The Copy From Comma Delimited File tool provides two commands to copy
comma delimited files (such as from a spread sheet) to an externally
described file. CPYFRMCSV should be used for one time functions or
for the first time to help you create a customized externally
described file. CPYFRMCSV2 should be used when an externally
described file already exists. You may optionally specify a period
as a delimiter and a comma as a decimal point.
Either a stream file with the comma delimited data or a data base
file (normally created from CPYFRMSTMF) may be input.
One time usage of CPYFRMCSV
---------------------------
Assume you have copied spread sheet data to the PF200A file (probably
using CPYFRMSTMF). Comma delimiters exist in the file to separate
the fields. You want to convert the file to a new externally
described file named PF200B. Assume this is a one time use (you have
no plans to copy the similar information in the future). You would
specify:
CPYFRMCSV FROMFILE(PF200A) TOFILE(xxx/PF200B)
A library must be named for the TOFILE parameter. The PF200B file
must not exist and will be created by CPYFRMCSV.
The data in PF200A would be read twice. The first pass determines
the type and longest length of each field (and number of decimal
positions). Only two types of DDS field types are created (Character
or Packed Decimal). If only decimal data exists for a field (a
decimal point may be included), the DDS will be generated for a
packed decimal type of field. If any character data exists, the DDS
will be generated for a character field (see the exception for
negative values in the section on 'Numeric data').
After the DDS is generated to a temporary source file, the PF200B
file is created as an externally described file.

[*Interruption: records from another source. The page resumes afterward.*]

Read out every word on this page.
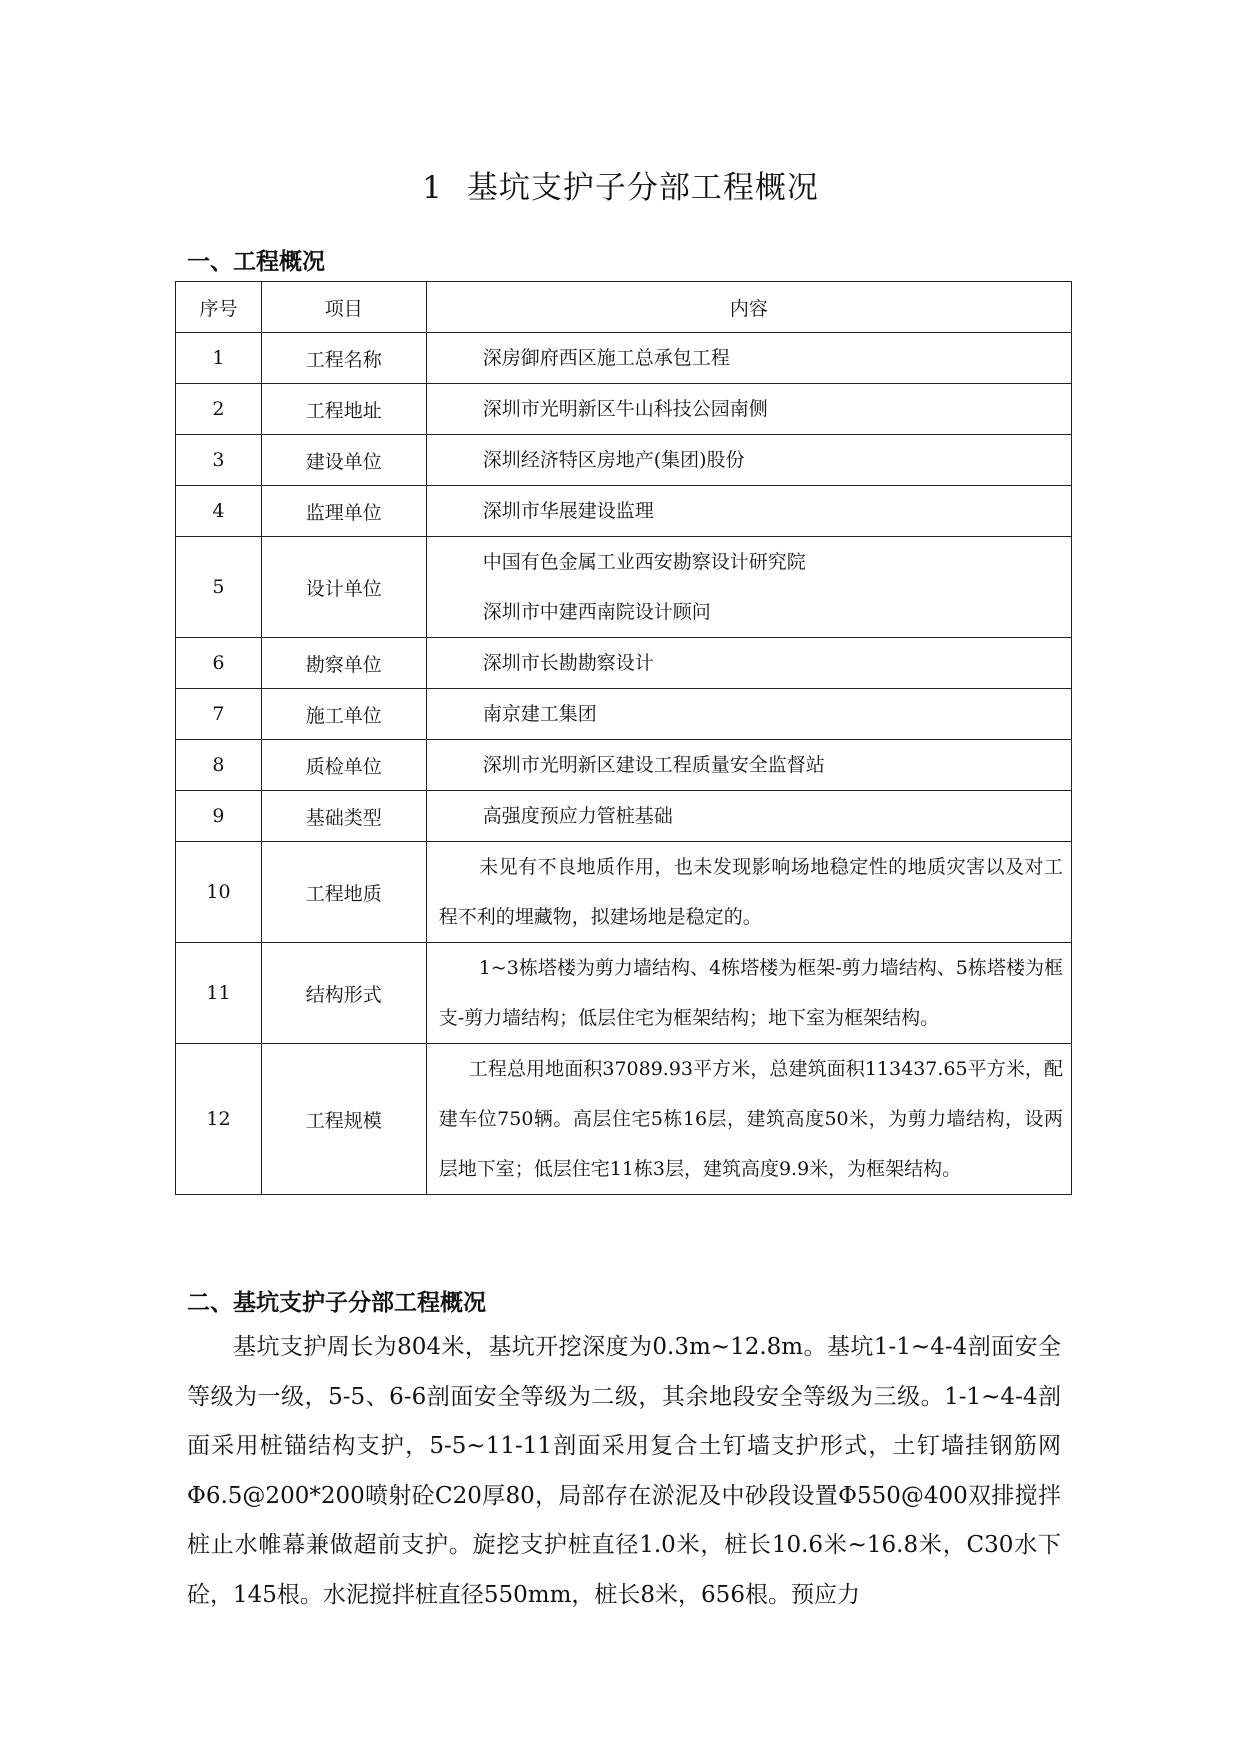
1 基坑支护子分部工程概况
一、工程概况
序号	项目	内容
1	工程名称	深房御府西区施工总承包工程
2	工程地址	深圳市光明新区牛山科技公园南侧
3	建设单位	深圳经济特区房地产(集团)股份
4	监理单位	深圳市华展建设监理
5	设计单位	中国有色金属工业西安勘察设计研究院
深圳市中建西南院设计顾问

6	勘察单位	深圳市长勘勘察设计
7	施工单位	南京建工集团
8	质检单位	深圳市光明新区建设工程质量安全监督站
9	基础类型	高强度预应力管桩基础
10	工程地质	未见有不良地质作用，也未发现影响场地稳定性的地质灾害以及对工程不利的埋藏物，拟建场地是稳定的。
11	结构形式	1~3栋塔楼为剪力墙结构、4栋塔楼为框架-剪力墙结构、5栋塔楼为框支-剪力墙结构；低层住宅为框架结构；地下室为框架结构。
12	工程规模	工程总用地面积37089.93平方米，总建筑面积113437.65平方米，配建车位750辆。高层住宅5栋16层，建筑高度50米，为剪力墙结构，设两层地下室；低层住宅11栋3层，建筑高度9.9米，为框架结构。
二、基坑支护子分部工程概况

基坑支护周长为804米，基坑开挖深度为0.3m~12.8m。基坑1-1~4-4剖面安全等级为一级，5-5、6-6剖面安全等级为二级，其余地段安全等级为三级。1-1~4-4剖面采用桩锚结构支护，5-5~11-11剖面采用复合土钉墙支护形式，土钉墙挂钢筋网Φ6.5@200*200喷射砼C20厚80，局部存在淤泥及中砂段设置Φ550@400双排搅拌桩止水帷幕兼做超前支护。旋挖支护桩直径1.0米，桩长10.6米~16.8米，C30水下砼，145根。水泥搅拌桩直径550mm，桩长8米，656根。预应力
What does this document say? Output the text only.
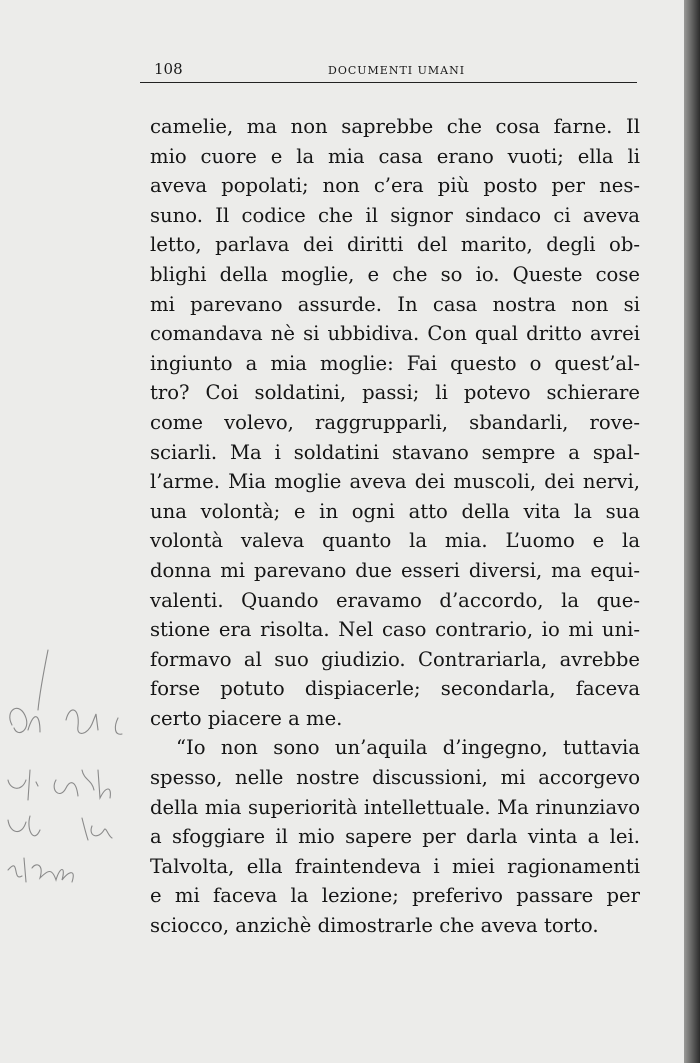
108	DOCUMENTI UMANI
camelie, ma non saprebbe che cosa farne. Il
mio cuore e la mia casa erano vuoti; ella li
aveva popolati; non c’era più posto per nes-
suno. Il codice che il signor sindaco ci aveva
letto, parlava dei diritti del marito, degli ob-
blighi della moglie, e che so io. Queste cose
mi parevano assurde. In casa nostra non si
comandava nè si ubbidiva. Con qual dritto avrei
ingiunto a mia moglie: Fai questo o quest’al-
tro? Coi soldatini, passi; li potevo schierare
come volevo, raggrupparli, sbandarli, rove-
sciarli. Ma i soldatini stavano sempre a spal-
l’arme. Mia moglie aveva dei muscoli, dei nervi,
una volontà; e in ogni atto della vita la sua
volontà valeva quanto la mia. L’uomo e la
donna mi parevano due esseri diversi, ma equi-
valenti. Quando eravamo d’accordo, la que-
stione era risolta. Nel caso contrario, io mi uni-
formavo al suo giudizio. Contrariarla, avrebbe
forse potuto dispiacerle; secondarla, faceva
certo piacere a me.
“Io non sono un’aquila d’ingegno, tuttavia
spesso, nelle nostre discussioni, mi accorgevo
della mia superiorità intellettuale. Ma rinunziavo
a sfoggiare il mio sapere per darla vinta a lei.
Talvolta, ella fraintendeva i miei ragionamenti
e mi faceva la lezione; preferivo passare per
sciocco, anzichè dimostrarle che aveva torto.
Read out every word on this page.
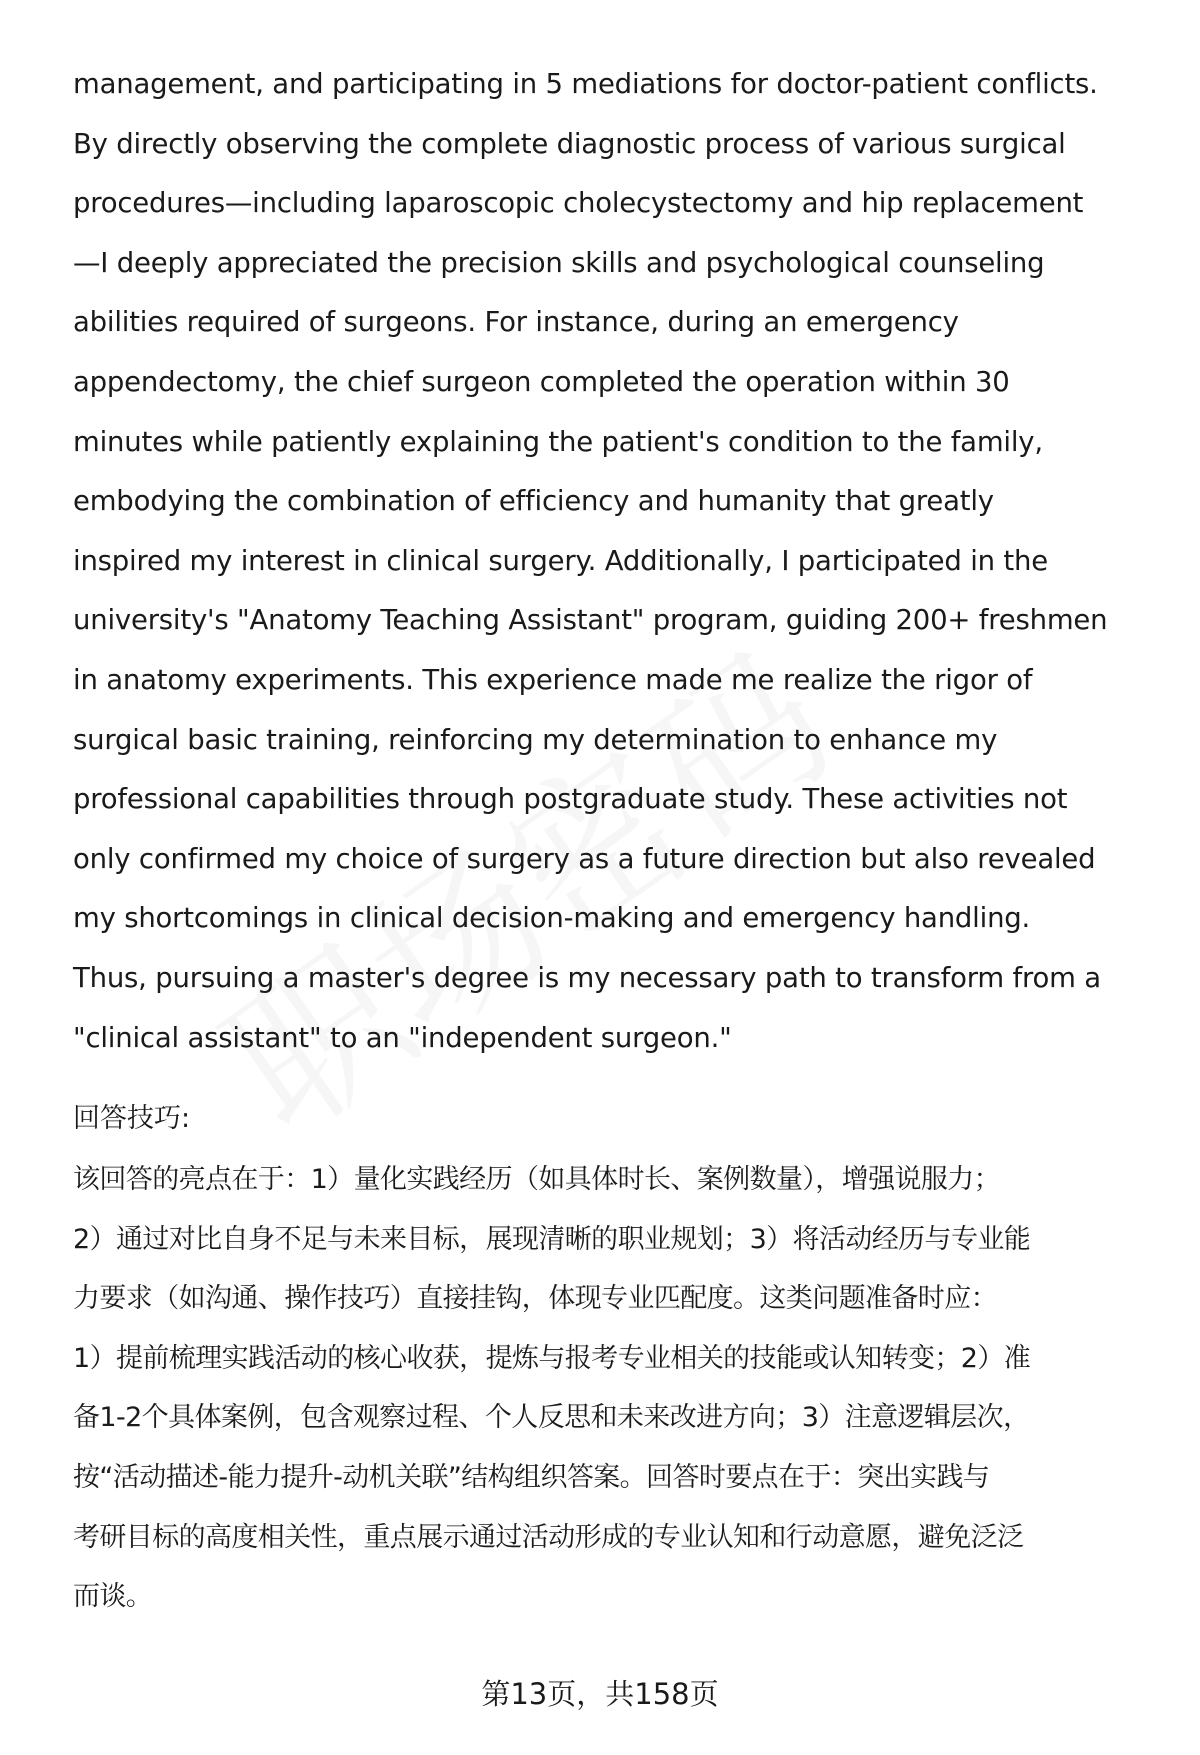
management, and participating in 5 mediations for doctor-patient conflicts.
By directly observing the complete diagnostic process of various surgical
procedures—including laparoscopic cholecystectomy and hip replacement
—I deeply appreciated the precision skills and psychological counseling
abilities required of surgeons. For instance, during an emergency
appendectomy, the chief surgeon completed the operation within 30
minutes while patiently explaining the patient's condition to the family,
embodying the combination of efficiency and humanity that greatly
inspired my interest in clinical surgery. Additionally, I participated in the
university's "Anatomy Teaching Assistant" program, guiding 200+ freshmen
in anatomy experiments. This experience made me realize the rigor of
surgical basic training, reinforcing my determination to enhance my
professional capabilities through postgraduate study. These activities not
only confirmed my choice of surgery as a future direction but also revealed
my shortcomings in clinical decision-making and emergency handling.
Thus, pursuing a master's degree is my necessary path to transform from a
"clinical assistant" to an "independent surgeon."
回答技巧:
该回答的亮点在于：1）量化实践经历（如具体时长、案例数量），增强说服力；
2）通过对比自身不足与未来目标，展现清晰的职业规划；3）将活动经历与专业能
力要求（如沟通、操作技巧）直接挂钩，体现专业匹配度。这类问题准备时应：
1）提前梳理实践活动的核心收获，提炼与报考专业相关的技能或认知转变；2）准
备1-2个具体案例，包含观察过程、个人反思和未来改进方向；3）注意逻辑层次，
按“活动描述-能力提升-动机关联”结构组织答案。回答时要点在于：突出实践与
考研目标的高度相关性，重点展示通过活动形成的专业认知和行动意愿，避免泛泛
而谈。
第13页，共158页
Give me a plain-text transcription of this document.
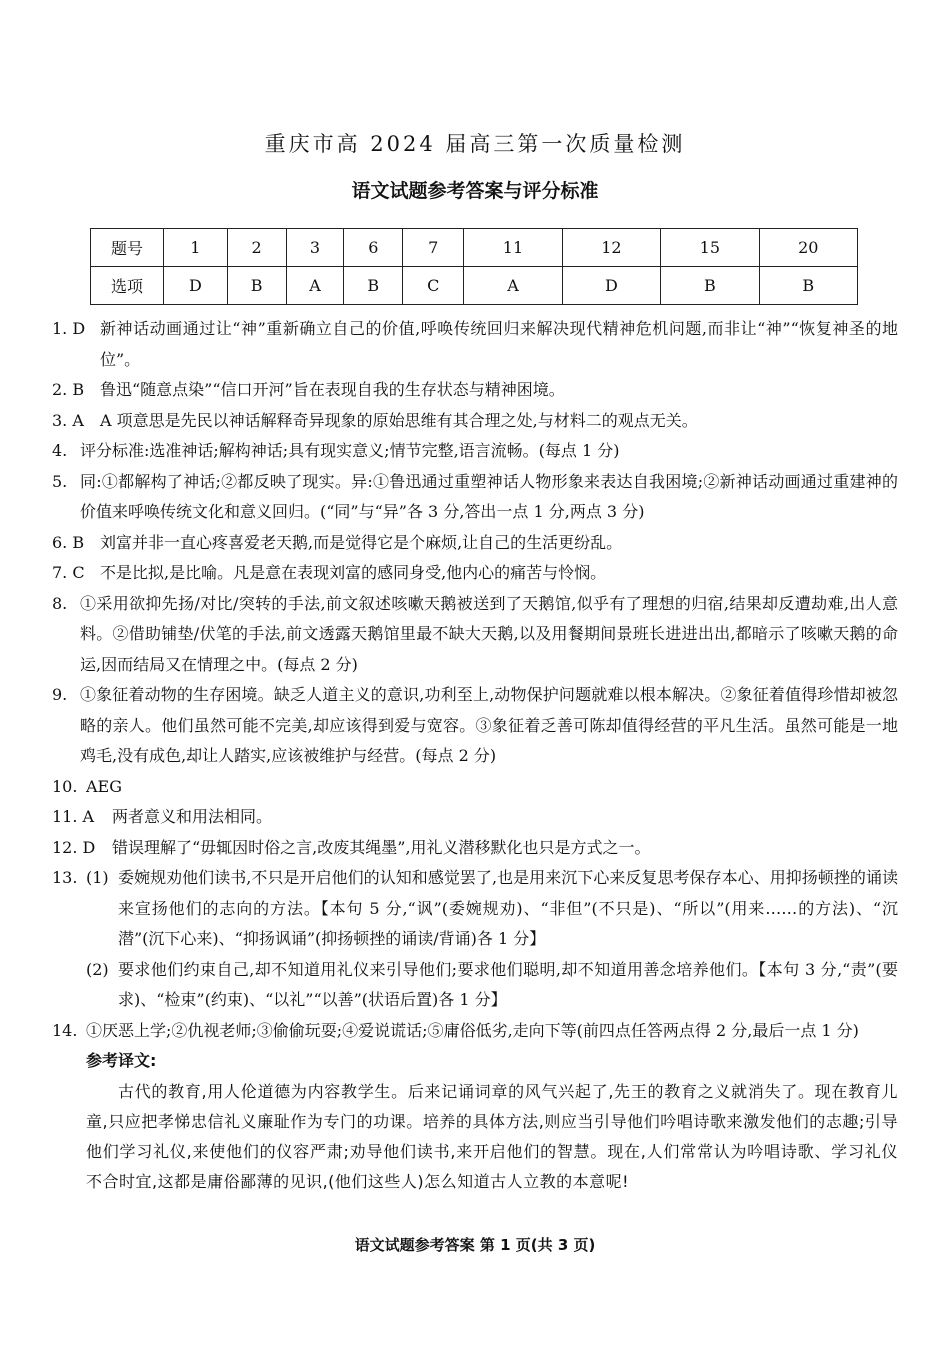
重庆市高 2024 届高三第一次质量检测
语文试题参考答案与评分标准
题号	1	2	3	6	7	11	12	15	20
选项	D	B	A	B	C	A	D	B	B
1. D 新神话动画通过让“神”重新确立自己的价值,呼唤传统回归来解决现代精神危机问题,而非让“神”“恢复神圣的地位”。
2. B 鲁迅“随意点染”“信口开河”旨在表现自我的生存状态与精神困境。
3. A	A 项意思是先民以神话解释奇异现象的原始思维有其合理之处,与材料二的观点无关。
4. 评分标准:选准神话;解构神话;具有现实意义;情节完整,语言流畅。(每点 1 分)
5. 同:①都解构了神话;②都反映了现实。异:①鲁迅通过重塑神话人物形象来表达自我困境;②新神话动画通过重建神的价值来呼唤传统文化和意义回归。(“同”与“异”各 3 分,答出一点 1 分,两点 3 分)
6. B 刘富并非一直心疼喜爱老天鹅,而是觉得它是个麻烦,让自己的生活更纷乱。
7. C 不是比拟,是比喻。凡是意在表现刘富的感同身受,他内心的痛苦与怜悯。
8. ①采用欲抑先扬/对比/突转的手法,前文叙述咳嗽天鹅被送到了天鹅馆,似乎有了理想的归宿,结果却反遭劫难,出人意料。②借助铺垫/伏笔的手法,前文透露天鹅馆里最不缺大天鹅,以及用餐期间景班长进进出出,都暗示了咳嗽天鹅的命运,因而结局又在情理之中。(每点 2 分)
9. ①象征着动物的生存困境。缺乏人道主义的意识,功利至上,动物保护问题就难以根本解决。②象征着值得珍惜却被忽略的亲人。他们虽然可能不完美,却应该得到爱与宽容。③象征着乏善可陈却值得经营的平凡生活。虽然可能是一地鸡毛,没有成色,却让人踏实,应该被维护与经营。(每点 2 分)
10. AEG
11. A	两者意义和用法相同。
12. D	错误理解了“毋辄因时俗之言,改废其绳墨”,用礼义潜移默化也只是方式之一。
13. (1) 委婉规劝他们读书,不只是开启他们的认知和感觉罢了,也是用来沉下心来反复思考保存本心、用抑扬顿挫的诵读来宣扬他们的志向的方法。【本句 5 分,“讽”(委婉规劝)、“非但”(不只是)、“所以”(用来……的方法)、“沉潜”(沉下心来)、“抑扬讽诵”(抑扬顿挫的诵读/背诵)各 1 分】
(2) 要求他们约束自己,却不知道用礼仪来引导他们;要求他们聪明,却不知道用善念培养他们。【本句 3 分,“责”(要求)、“检束”(约束)、“以礼”“以善”(状语后置)各 1 分】
14. ①厌恶上学;②仇视老师;③偷偷玩耍;④爱说谎话;⑤庸俗低劣,走向下等(前四点任答两点得 2 分,最后一点 1 分)
参考译文:
古代的教育,用人伦道德为内容教学生。后来记诵词章的风气兴起了,先王的教育之义就消失了。现在教育儿童,只应把孝悌忠信礼义廉耻作为专门的功课。培养的具体方法,则应当引导他们吟唱诗歌来激发他们的志趣;引导他们学习礼仪,来使他们的仪容严肃;劝导他们读书,来开启他们的智慧。现在,人们常常认为吟唱诗歌、学习礼仪不合时宜,这都是庸俗鄙薄的见识,(他们这些人)怎么知道古人立教的本意呢!
语文试题参考答案 第 1 页(共 3 页)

The second pass of the data writes the data to the newly created
file. The file could be placed in QTEMP. The file is created with
AUT(*USE).
The field names used would be FLD001, FLD002, etc (see an an
alternative in the next section). You can then process the file as a
normal externally described file.
If a stream file existed, a typical command would be:
CPYFRMCSV FROMSTMF('/home/usera/PF200A.csv')
TOFILE(xxx/PF200B)
A temporary file would be created in QTEMP and CPYFRMSTMF used to
copy from the stream file to the QTEMP file. The processing is then
the same as if the FROMFILE parameter had been used.
First time usage of CPYFRMCSV
-----------------------------
Assume the same PF200A file, but now you have plans to make a copy
periodically. Therefore, you want to set up a customized file
definition by modifying the generated DDS for your requirements.
Instead of the default field names (FLD001, FLD002 etc), you want to
supply your own field names as this will make the DDS easier to
change.
You would specify:
CPYFRMCSV FROMFILE(PF200A) TOFILE(xxx/PF200B)
DLTDDSSRC(*NO)
FLDNAM(CUST ADDRESS AMT ...)
The field names should be listed in order in which the data occurs.
When the command completes, the file would be created as in the
previous example. The source file TAATMPSRC in QTEMP with member
PF200B will exist with the generated DDS because DLTDDSSRC(*NO) was
specified.
You would then use a source editor and copy the generated DDS to a
permanent source file. You would probably want to edit the source to
add such things as column headings, edit codes, etc. You can
increase the length of the fields, but you must not decrease the
lengths or change the type of fields. Additional fields (character
or packed decimal) may exist at the end of the file that are not used
during CPYFRMCSV (they will default to blanks and zeros). Create the
file in a permanent library (assume you used the name PF200C in
library ABC).
You could then copy and map the data as follows:
CPYF FROMFILE(xxx/PF200B)
TOFILE(ABC/PF200C)
MBROPT(*ADD)
FMTOPT(*MAP)
The file is now ready to be processed.
Typical usage of CPYFRMCSV2
---------------------------
Assume you did the previous example, and now have file PF200C created
as an externally described file. The next time a copy is needed to
refresh the data from the comma delimited file, you would specify:
CPYFRMCSV2 FROMFILE(PF200A) TOFILE(ABC/PF200C)
REPLACE(*YES)
If the data does not agree with the file definition, an escape
message will be issued. For example, if there are 10 characters of
data that are read before the next comma, it cannot be placed into a
*CHAR LEN(8) field. The text of the escape message will describe the
record number and field that caused the mismatch.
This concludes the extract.